OCR Enforces Patient’s Right to Religious Visits and Services

July 23, 2020Alerts

On July 21, 2020, the Office of Civil Rights (OCR) announced settlement of a patient complaint with the Prince George’s Hospital Center of the University of Maryland Medical System (UMMS) that enforces a patient’s right to religious visitation in health care facilities even during the COVID-19 pandemic.

The patient was in an intensive care unit following a major car accident. His family requested that a local priest visit and pray with the patient. UMMS denied visitation even though the priest was willing to wear any necessary personal protective equipment and adhere to UMMS infection control and visitor procedures. The Centers for Medicare and Medicaid Services (CMS) through the OCR provided technical assistance to UMMS and required revision to visitor policies for all 13 hospitals in the UMMS system. Of note, the OCR did not impose any penalties or other sanctions. However, as federal guidance becomes better known, enforcement other than technical assistance could become more common.

The OCR announcement and the UMMS policy provide insight into what is prohibited and permissible in visitor policies during the pandemic or any infection control situation. The settlement builds on the CMS revised Infection Control and Prevention Guidance issued on March 30, 2020.

Prohibited:

  • Blanket prohibition on visitors for patients without COVID-19.
  • Total prohibition on visitors for patients diagnosed with COVID-19 or who are under investigation for exposure to COVID-19.
  • Blanket prohibition or restrictions on religious services from clergy for patients who are not suspected or confirmed to have COVID-19 other than limiting such visits and services to a reasonable time in a manner that does not disrupt care.

Limited Exceptions:

Visitation, including by clergy, of patients with COVID-19 or who are under investigation for contracting COVID-19 can be restricted to limited exceptions:

  • At the end of life.
  • For end of life religious services.
  • Two parents or guardians may visit a child during hospital visiting hours and one may remain overnight if the hospital can accommodate the overnight visit.
  • Patients with disabilities, including those who are suspected or confirmed to have COVID-19, may have two designated support persons or guardians stay with them during hospital visiting hours and one may remain overnight if the hospital can accommodate him or her.

Permitted:

  • Screening visitors for COVID-19 or exposure to COVID-19.
  • Limiting the number of visitors and hours for visitation.
  • Restricting the location for visitation.
  • Requiring personal protective equipment, such as facemasks.
  • Prohibiting visitation during active clinical care.
  • Prohibiting visitation for patients with suspected or confirmed COVID-19 except in the circumstances listed above.
  • Prohibiting visitation for outpatients with suspected or confirmed COVID-19 except for persons with disabilities.
  • Limiting visitors for outpatient appointments to designated waiting areas except for patients with disabilities in need of support persons.
  • Limiting visitors to age 18 or older unless they are the parent of a patient.
  • Limiting visitors to one person per day.
  • Not permitting visitors to leave and come back in the same day.
  • Enforcement of proper infection prevention practices and adherence to visitor policy rules.
  • Requiring visitors to sign an acknowledgment or acceptance of risk, particularly in visiting COVID positive units.
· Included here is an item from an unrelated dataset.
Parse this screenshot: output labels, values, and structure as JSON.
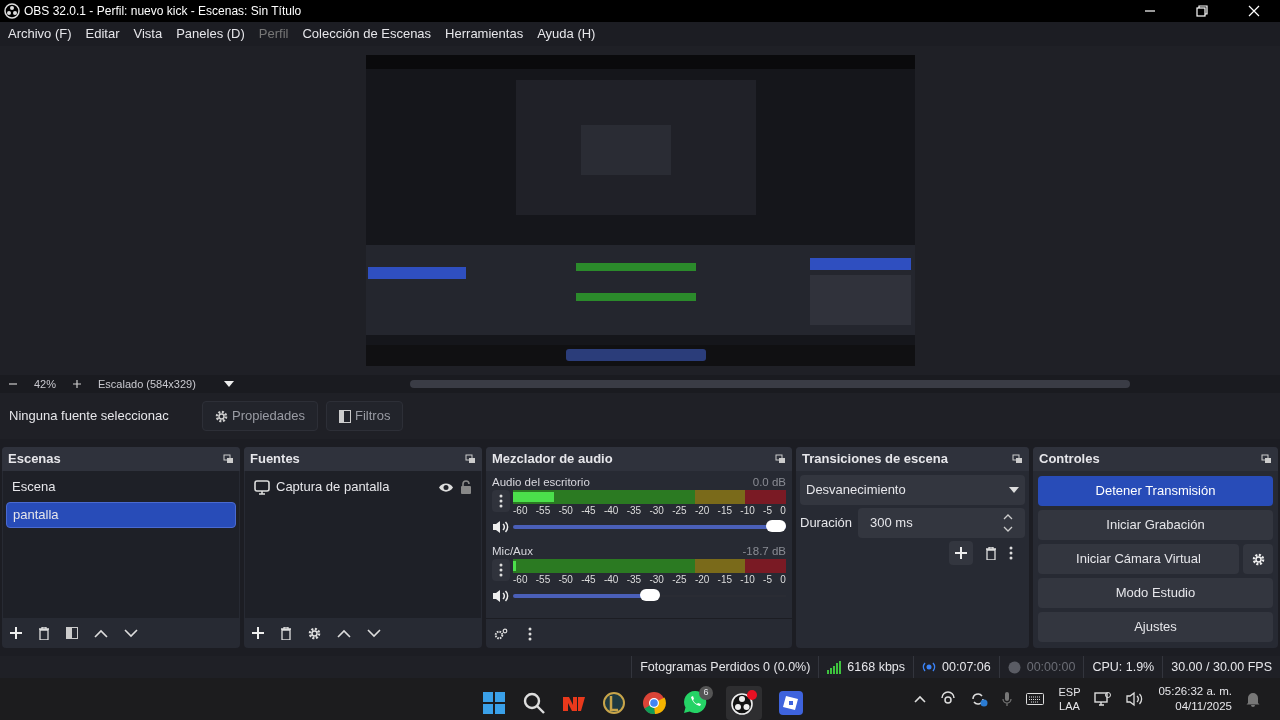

Facilities should review visitor policies to ensure they adhere to this guidance. Facilities would also be well served to develop criteria for evaluating what constitutes “end of life“ and who qualifies as a “person with disabilities in need of a support person.”

Having such guidance in place will inform patients, reduce arbitrariness or inconsistency in applying the policy to different religious denominations, forms of disability and patient circumstances, help staff enforce appropriate policies and reduce the risk of violating patient rights and OCR guidance. OCR is likely to become less tolerant of inappropriate visitor policies now that CMS has provided guidance and OCR has announced enforcement that implements CMS guidance.